Download Sacred Engagements Book in PDF, Epub and Kindle

"The marriage plot is a ubiquitous theme across the history of the novel, beginning from the earliest examples of long-form prose published in the eighteenth century. What Sacred Engagements brings to this well-trodden area of literary studies is a unique feminist perspective on the relationship between fiction and interfaith marriage during a moment of broader cultural discourse about religious tolerance in England. Conway reads quite broadly for the marriage plot, including among her readings novels by Samuel Richardson, Frances Brooke, Elizabeth Inchbald, and Maria Edgeworth in which minor characters marry outside of their own religious institution, or the novel's hero and heroine have a failed courtship and do not marry by the novel's end. Her intervention at the nexus of literature and religion is also unique; existing studies in this subfield often focus on a particular religious sect and literary representations of it, whereas Conway reads for relationships forged across religious boundaries. While a political history of England in this period reveals a partial picture of how tolerance came to be during the Enlightenment, Conway's study of the novel shows a more nuanced story about the challenges of peaceful coexistence through its representations of interfaith marriage.
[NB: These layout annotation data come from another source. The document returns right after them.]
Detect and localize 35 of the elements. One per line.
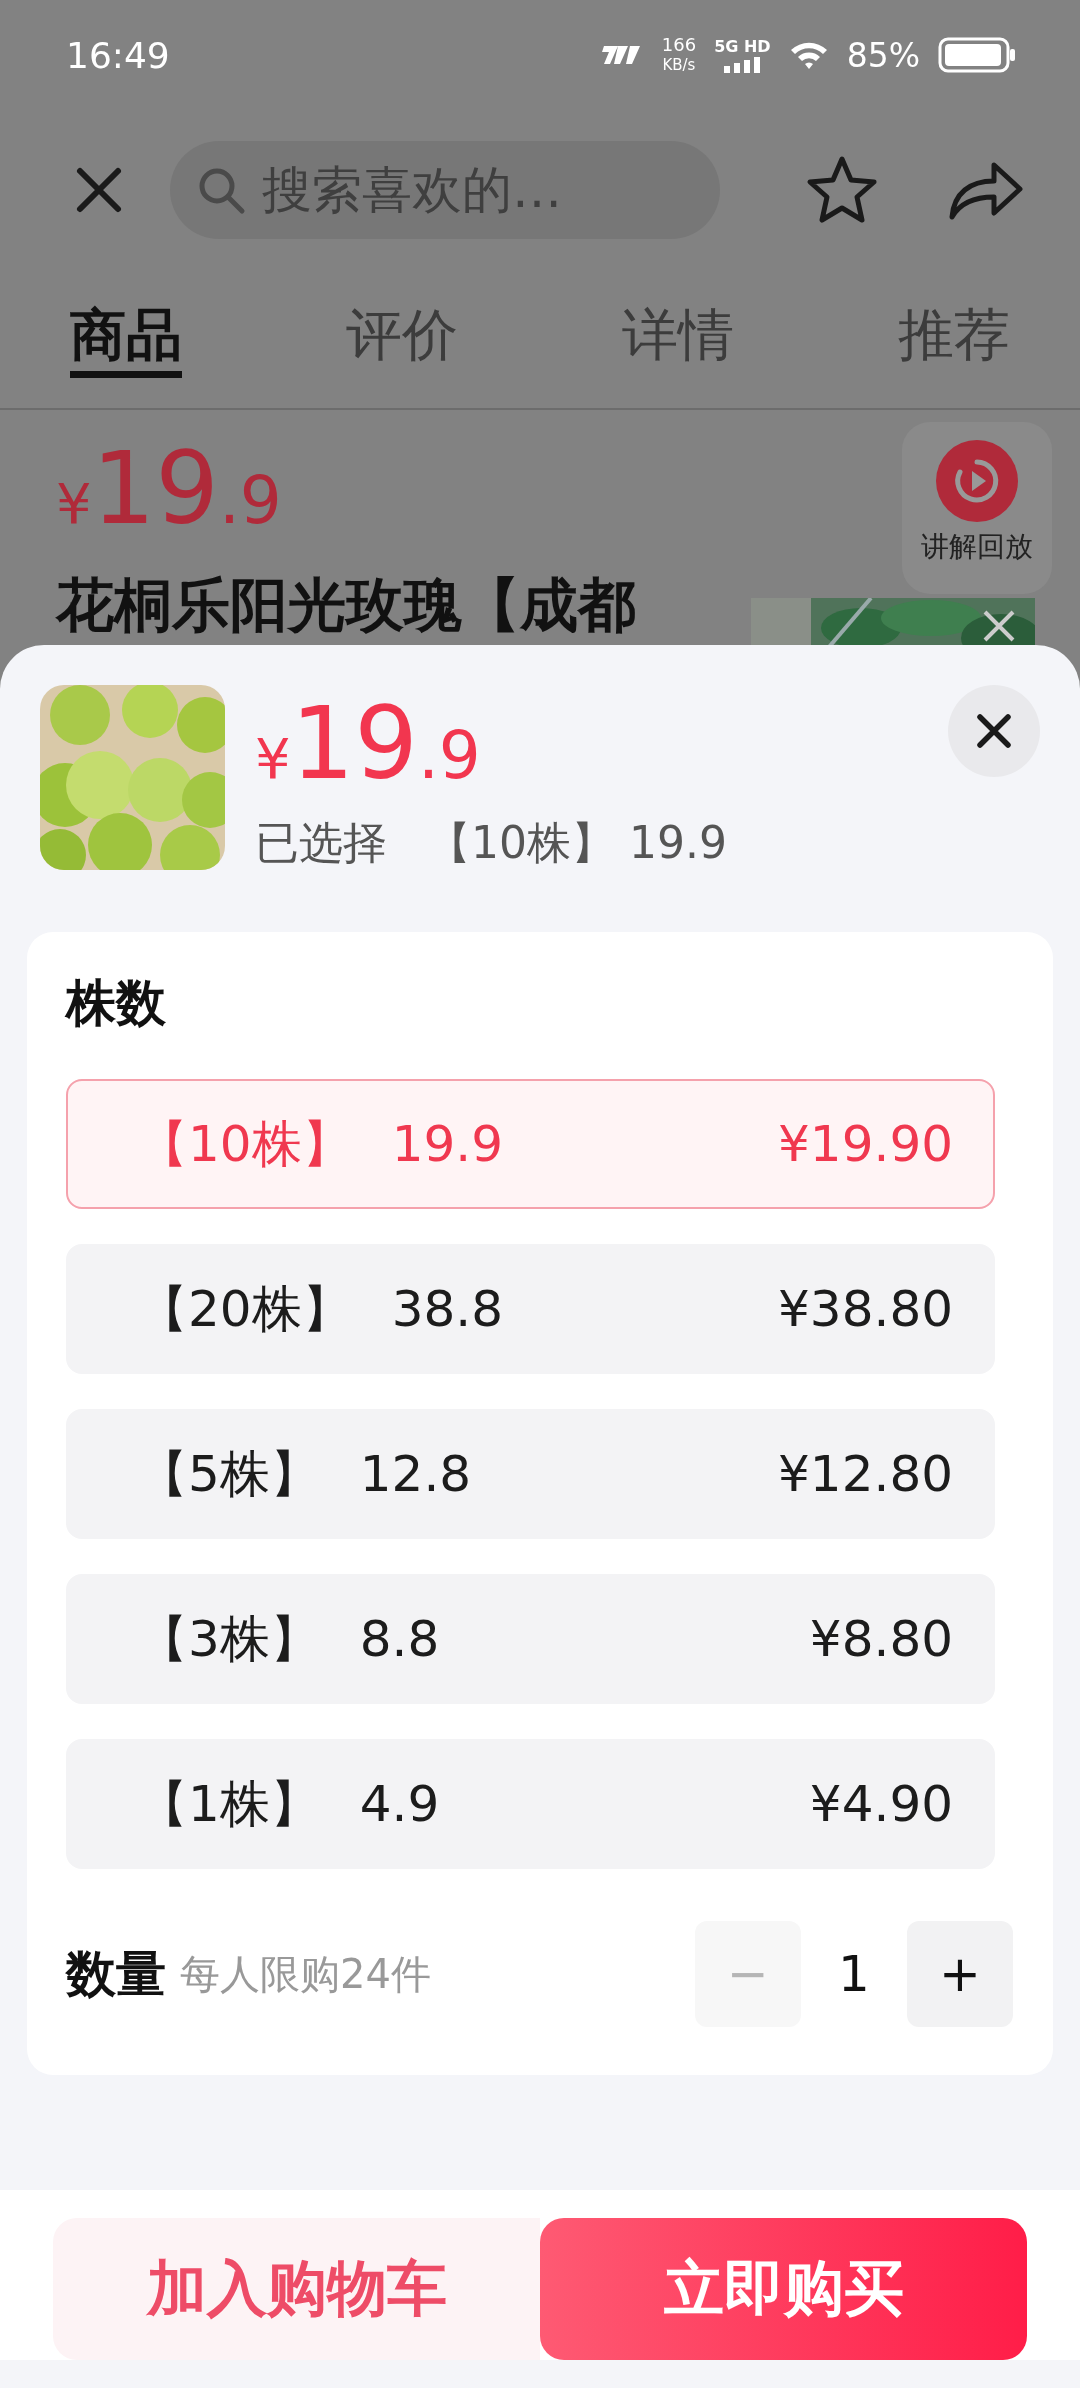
tab[interactable]: 详情 <box>622 270 734 378</box>
quantity-value[interactable]: 1 <box>801 1945 907 2003</box>
search-field[interactable]: 搜索喜欢的… <box>170 141 720 239</box>
option-item[interactable]: 【3株】 8.8 ¥8.80 <box>66 1574 995 1704</box>
star-icon[interactable] <box>806 154 878 226</box>
price: ¥19.9 <box>56 430 282 547</box>
net-speed: 166 <box>661 35 697 55</box>
tab[interactable]: 评价 <box>346 270 458 378</box>
network-type: 5G HD <box>714 37 771 57</box>
option-item[interactable]: 【20株】 38.8 ¥38.80 <box>66 1244 995 1374</box>
limit-note: 每人限购24件 <box>180 1949 431 1999</box>
battery-icon <box>938 37 1016 73</box>
selected-label: 已选择 <box>255 816 387 870</box>
close-icon <box>976 713 1012 749</box>
replay-button[interactable]: 讲解回放 <box>902 422 1052 594</box>
net-unit: KB/s <box>662 55 696 75</box>
cart-button[interactable]: 加入购物车 <box>53 2218 540 2360</box>
plus-button[interactable]: + <box>907 1921 1013 2027</box>
status-time: 16:49 <box>66 34 170 76</box>
quantity-label: 数量 <box>66 1943 166 2005</box>
tab[interactable]: 商品 <box>70 270 182 378</box>
close-icon[interactable] <box>74 165 124 215</box>
price: ¥19.9 <box>255 685 482 802</box>
option-item[interactable]: 【1株】 4.9 ¥4.90 <box>66 1739 995 1869</box>
option-item[interactable]: 【5株】 12.8 ¥12.80 <box>66 1409 995 1539</box>
replay-icon <box>936 440 1018 522</box>
signal-icon <box>724 57 761 73</box>
product-title: 花桐乐阳光玫瑰【成都 <box>56 570 636 641</box>
option-item[interactable]: 【10株】 19.9 ¥19.90 <box>66 1079 995 1209</box>
close-icon[interactable] <box>981 608 1017 644</box>
tab[interactable]: 推荐 <box>898 270 1010 378</box>
battery-percent: 85% <box>846 35 920 75</box>
selected-value: 【10株】 19.9 <box>427 816 727 870</box>
section-title: 株数 <box>66 973 167 1034</box>
buy-button[interactable]: 立即购买 <box>540 2218 1027 2360</box>
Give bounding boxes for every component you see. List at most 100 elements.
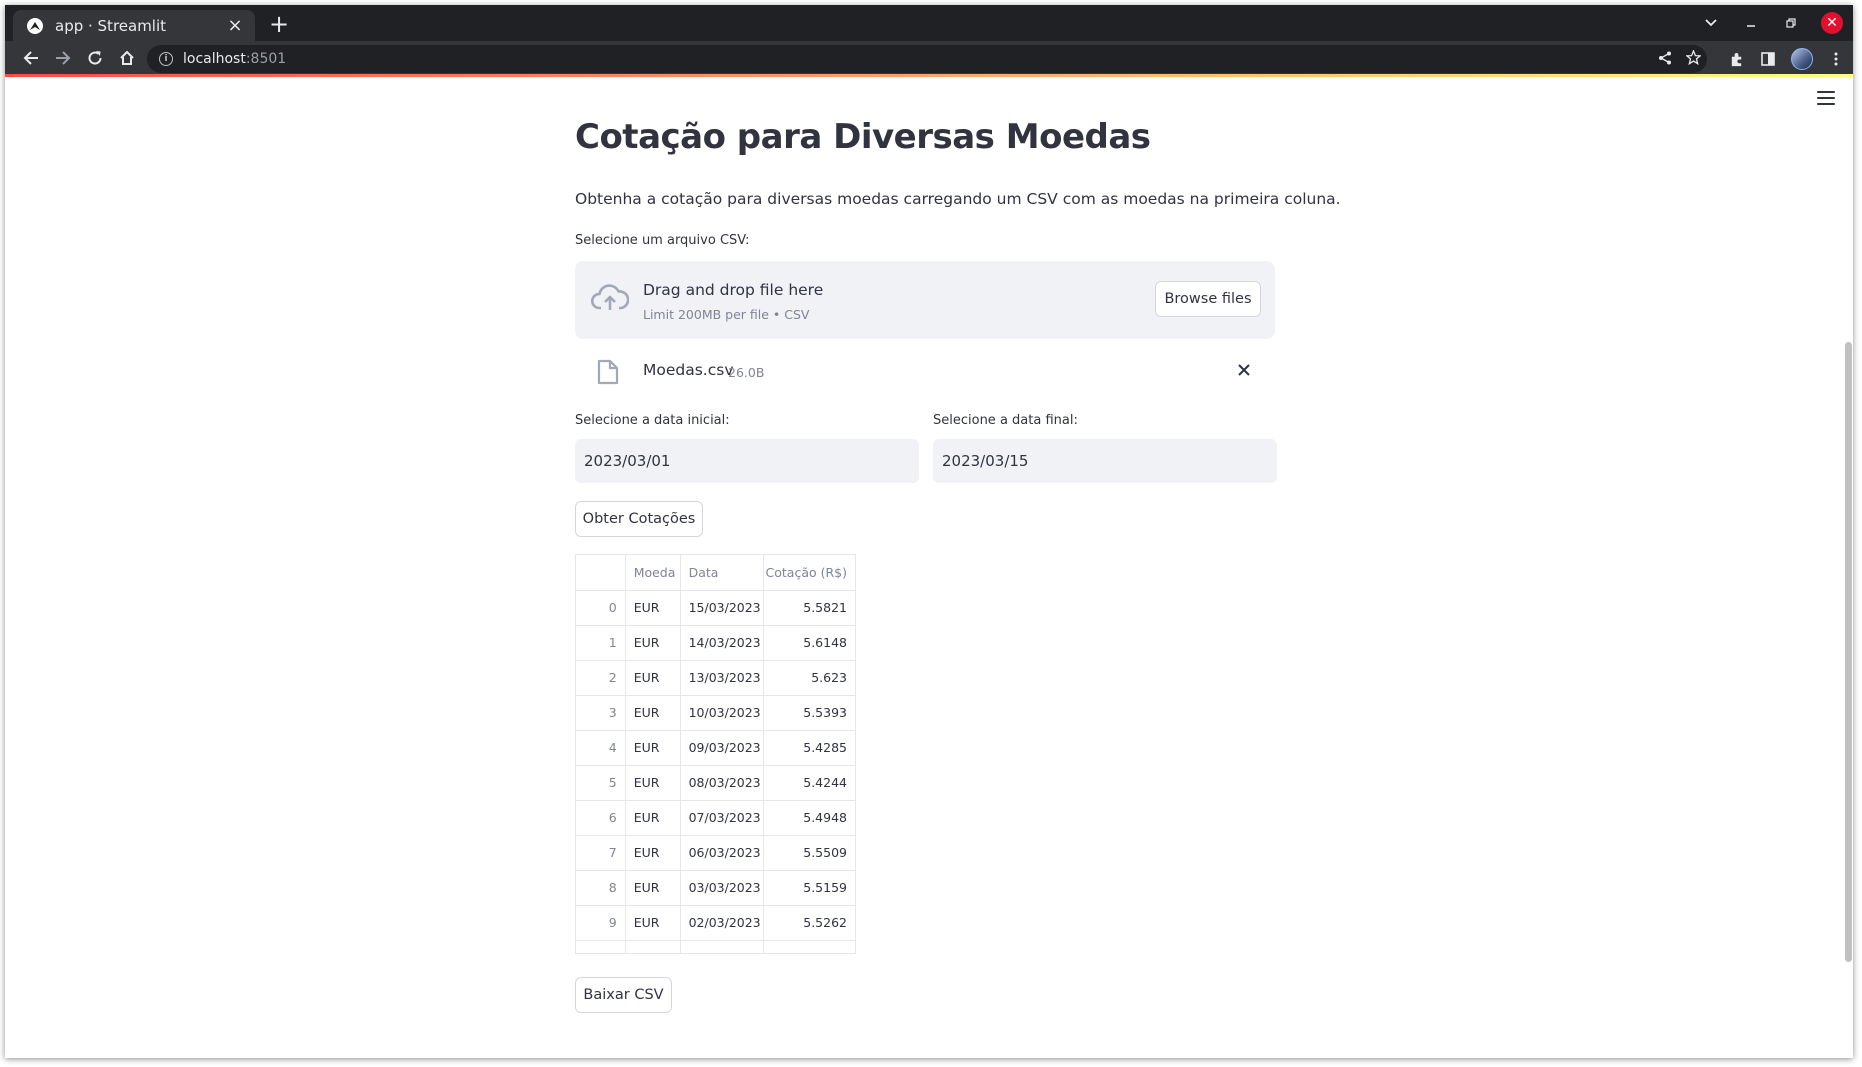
close-icon[interactable]	[1231, 357, 1257, 383]
table-cell-data[interactable]: 09/03/2023	[680, 730, 764, 766]
table-cell-data[interactable]: 02/03/2023	[680, 905, 764, 941]
get-quotes-button[interactable]: Obter Cotações	[575, 501, 703, 537]
table-cell-data[interactable]: 15/03/2023	[680, 590, 764, 626]
table-cell-moeda[interactable]: EUR	[625, 590, 681, 626]
side-panel-icon[interactable]	[1759, 50, 1777, 68]
table-cell-index[interactable]: 9	[576, 905, 626, 941]
browser-tab[interactable]: app · Streamlit ×	[13, 10, 255, 41]
page-title: Cotação para Diversas Moedas	[575, 117, 1151, 157]
extensions-icon[interactable]	[1727, 50, 1745, 68]
table-cell-moeda[interactable]: EUR	[625, 695, 681, 731]
minimize-icon[interactable]	[1735, 7, 1767, 39]
table-cell-empty	[576, 940, 626, 953]
bookmark-star-icon[interactable]	[1685, 48, 1702, 69]
table-cell-cotacao[interactable]: 5.6148	[763, 625, 855, 661]
table-cell-data[interactable]: 13/03/2023	[680, 660, 764, 696]
table-header-row: Moeda Data Cotação (R$)	[576, 555, 855, 591]
browser-toolbar: i localhost:8501	[5, 41, 1853, 77]
dropzone-instructions: Drag and drop file here	[643, 281, 824, 299]
table-cell-index[interactable]: 2	[576, 660, 626, 696]
table-cell-data[interactable]: 06/03/2023	[680, 835, 764, 871]
reload-icon[interactable]	[79, 42, 111, 74]
table-cell-moeda[interactable]: EUR	[625, 765, 681, 801]
back-icon[interactable]	[15, 42, 47, 74]
table-row: 0 EUR 15/03/2023 5.5821	[576, 590, 855, 626]
table-cell-index[interactable]: 3	[576, 695, 626, 731]
table-cell-index[interactable]: 5	[576, 765, 626, 801]
table-cell-data[interactable]: 10/03/2023	[680, 695, 764, 731]
new-tab-icon[interactable]: +	[267, 12, 291, 36]
table-cell-moeda[interactable]: EUR	[625, 660, 681, 696]
table-cell-index[interactable]: 4	[576, 730, 626, 766]
table-cell-cotacao[interactable]: 5.5159	[763, 870, 855, 906]
table-cell-cotacao[interactable]: 5.623	[763, 660, 855, 696]
quotes-dataframe[interactable]: Moeda Data Cotação (R$) 0 EUR 15/03/2023 5.…	[575, 554, 856, 954]
table-cell-data[interactable]: 03/03/2023	[680, 870, 764, 906]
table-cell-moeda[interactable]: EUR	[625, 905, 681, 941]
forward-icon[interactable]	[47, 42, 79, 74]
table-cell-index[interactable]: 1	[576, 625, 626, 661]
table-cell-data[interactable]: 14/03/2023	[680, 625, 764, 661]
hamburger-menu-icon[interactable]	[1817, 91, 1835, 105]
table-cell-cotacao[interactable]: 5.5821	[763, 590, 855, 626]
uploaded-file-name: Moedas.csv	[643, 361, 734, 379]
table-row: 8 EUR 03/03/2023 5.5159	[576, 870, 855, 906]
table-body: 0 EUR 15/03/2023 5.5821 1 EUR 14/03/2023 5.6148…	[576, 590, 855, 953]
file-dropzone[interactable]: Drag and drop file here Limit 200MB per …	[575, 261, 1275, 339]
share-icon[interactable]	[1658, 50, 1672, 69]
end-date-input[interactable]: 2023/03/15	[933, 439, 1277, 483]
site-info-icon[interactable]: i	[159, 52, 173, 66]
file-uploader-label: Selecione um arquivo CSV:	[575, 233, 750, 248]
table-cell-moeda[interactable]: EUR	[625, 730, 681, 766]
dropzone-limit: Limit 200MB per file • CSV	[643, 307, 810, 322]
table-cell-cotacao[interactable]: 5.5393	[763, 695, 855, 731]
table-cell-index[interactable]: 8	[576, 870, 626, 906]
page-viewport: Cotação para Diversas Moedas Obtenha a c…	[5, 77, 1853, 1058]
restore-icon[interactable]	[1775, 7, 1807, 39]
page-scrollbar[interactable]	[1845, 342, 1852, 962]
download-csv-button[interactable]: Baixar CSV	[575, 977, 672, 1013]
browse-files-button[interactable]: Browse files	[1155, 281, 1261, 317]
table-cell-moeda[interactable]: EUR	[625, 870, 681, 906]
table-cell-data[interactable]: 08/03/2023	[680, 765, 764, 801]
kebab-menu-icon[interactable]	[1827, 50, 1845, 68]
tab-bar: app · Streamlit × + ✕	[5, 5, 1853, 41]
uploaded-file-size: 26.0B	[728, 365, 765, 380]
tab-title: app · Streamlit	[55, 16, 167, 35]
table-row: 2 EUR 13/03/2023 5.623	[576, 660, 855, 696]
table-cell-index[interactable]: 7	[576, 835, 626, 871]
table-cell-moeda[interactable]: EUR	[625, 800, 681, 836]
browser-window: app · Streamlit × + ✕ i localhost:8501 …	[5, 5, 1853, 1058]
profile-avatar[interactable]	[1791, 48, 1813, 70]
table-cell-cotacao[interactable]: 5.4244	[763, 765, 855, 801]
table-cell-cotacao[interactable]: 5.4948	[763, 800, 855, 836]
table-cell-index[interactable]: 6	[576, 800, 626, 836]
table-cell-data[interactable]: 07/03/2023	[680, 800, 764, 836]
table-cell-index[interactable]: 0	[576, 590, 626, 626]
table-cell-cotacao[interactable]: 5.5262	[763, 905, 855, 941]
url-port: :8501	[245, 51, 287, 67]
uploaded-file: Moedas.csv 26.0B	[575, 351, 1275, 391]
column-header-cotacao[interactable]: Cotação (R$)	[763, 555, 855, 591]
column-header-index[interactable]	[576, 555, 626, 591]
home-icon[interactable]	[111, 42, 143, 74]
end-date-label: Selecione a data final:	[933, 413, 1078, 428]
table-cell-cotacao[interactable]: 5.5509	[763, 835, 855, 871]
table-cell-moeda[interactable]: EUR	[625, 835, 681, 871]
column-header-data[interactable]: Data	[680, 555, 764, 591]
table-row: 1 EUR 14/03/2023 5.6148	[576, 625, 855, 661]
file-icon	[597, 359, 619, 385]
column-header-moeda[interactable]: Moeda	[625, 555, 681, 591]
address-bar[interactable]: i localhost:8501	[147, 45, 1707, 73]
table-row: 6 EUR 07/03/2023 5.4948	[576, 800, 855, 836]
window-controls: ✕	[1695, 5, 1845, 41]
tab-search-icon[interactable]	[1695, 7, 1727, 39]
start-date-label: Selecione a data inicial:	[575, 413, 730, 428]
window-close-icon[interactable]: ✕	[1821, 12, 1843, 34]
tab-close-icon[interactable]: ×	[225, 15, 245, 36]
table-cell-cotacao[interactable]: 5.4285	[763, 730, 855, 766]
table-cell-empty	[625, 940, 681, 953]
start-date-input[interactable]: 2023/03/01	[575, 439, 919, 483]
table-row: 9 EUR 02/03/2023 5.5262	[576, 905, 855, 941]
table-cell-moeda[interactable]: EUR	[625, 625, 681, 661]
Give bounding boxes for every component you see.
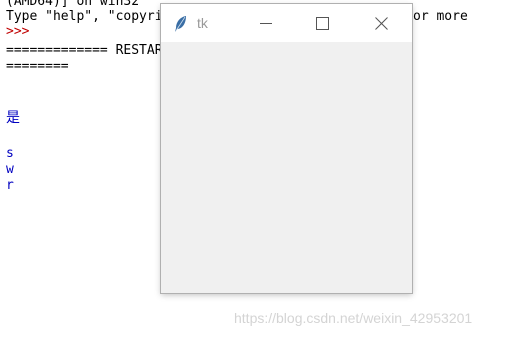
window-title: tk (197, 15, 208, 31)
shell-output-line: r (6, 178, 14, 193)
feather-icon (174, 15, 188, 33)
window-titlebar[interactable]: tk (161, 4, 412, 42)
watermark: https://blog.csdn.net/weixin_42953201 (234, 310, 473, 326)
shell-output-line: s (6, 146, 14, 161)
close-icon (374, 16, 388, 30)
window-client-area[interactable] (161, 42, 412, 293)
shell-line-separator: ======== (6, 59, 69, 74)
minimize-button[interactable] (243, 4, 289, 42)
maximize-icon (315, 16, 329, 30)
maximize-button[interactable] (299, 4, 345, 42)
close-button[interactable] (358, 4, 404, 42)
tk-window[interactable]: tk (161, 4, 412, 293)
shell-output-line: 是 (6, 110, 20, 126)
shell-output-line: w (6, 162, 14, 177)
shell-prompt: >>> (6, 24, 30, 39)
minimize-icon (260, 17, 272, 29)
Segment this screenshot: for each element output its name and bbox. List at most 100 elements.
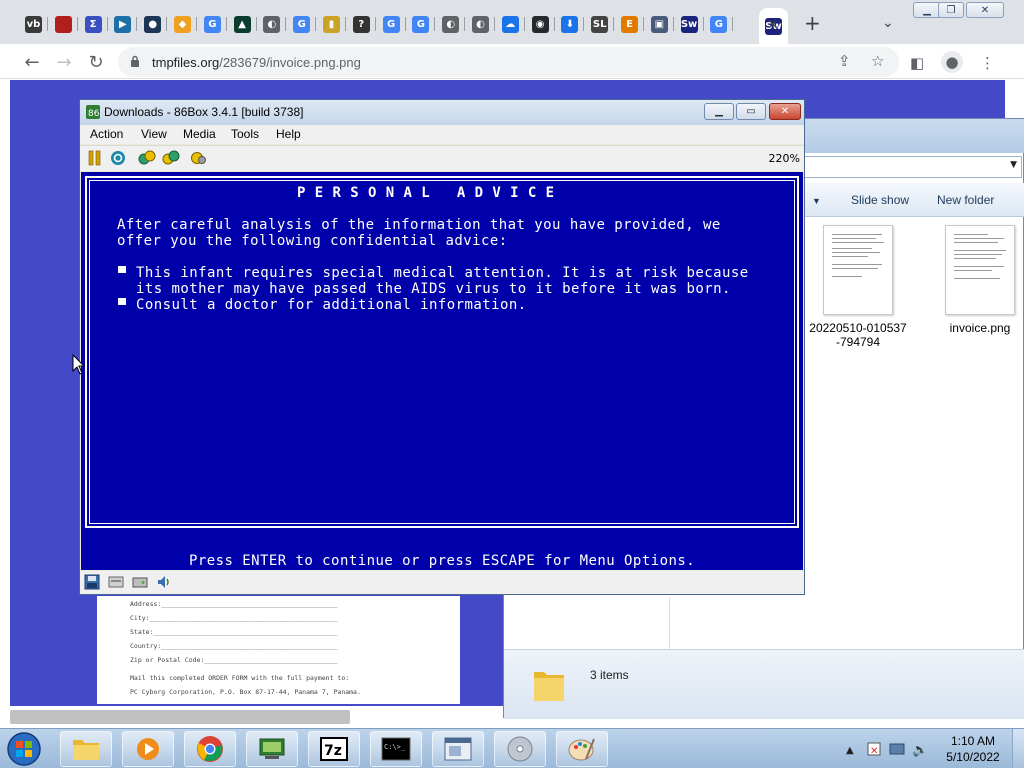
show-hidden-icons-icon[interactable]: ▲ <box>846 745 854 756</box>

By foregrounding women's right to liberty of conscience, interfaith marriage counters the privatization of religious affect and the naturalization of women's subordination in marriage. The interfaith marriage plot invites us to review the terms governing our narratives of marriage and community, and the ethics of sociability that sustain them, both in relation to the history of the novel and to our contemporary moment"--

The Oxford Handbook of Virginia Woolf

The Oxford Handbook of Virginia Woolf
Author: Anne E. Fernald
Publsiher: Oxford University Press
Total Pages: 672
Release: 2021-08-12
Genre: Literary Criticism
ISBN: 9780192539632

Download The Oxford Handbook of Virginia Woolf Book in PDF, Epub and Kindle

With thirty-nine original chapters from internationally prominent scholars, The Oxford Handbook of Virginia Woolf is designed for scholars and graduate students. Feminist to the core, each chapter examines an aspect of Woolf's achievement and legacy. Each contribution offers an overview that is at once fresh and thoroughly grounded in prior scholarship. Six sections focus on Woolf's life, her texts, her experiments, her life as a professional, her contexts, and her afterlife. Opening chapters on Woolf's life address the powerful influences of family, friends, and home. The section on her works moves chronologically, emphasizing Woolf's practice of writing essays and reviews alongside her fiction. Chapters on Woolf's experimentalism pay special attention to the literariness of Woolf's writing, with opportunity to trace its distinctive watermark while 'Professions of Writing', invites readers to consider how Woolf worked in cultural fields including and extending beyond the Hogarth Press and the TLS. The 'Contexts' section moves beyond writing to depict her engagement with the natural world as well as the political, artistic, and popular culture of her time. The final section on afterlives demonstrates the many ways Woolf's reputation continues to grow, across the globe, and across media, in ideas and in artistic expression. Of particular note, chapters explore three distinct Woolfian traditions in fiction: the novel of manners, magical realism, and the feminist novel.

The Bigamy Plot

The Bigamy Plot
Author: Maia McAleavey
Publsiher: Unknown
Total Pages: 262
Release: 2015
Genre: Bigamy in literature
ISBN: 1316375889

Download The Bigamy Plot Book in PDF, Epub and Kindle

Explores the prevalence of bigamy in Victorian fiction to challenge traditional understanding of the period's social and narrative conventions.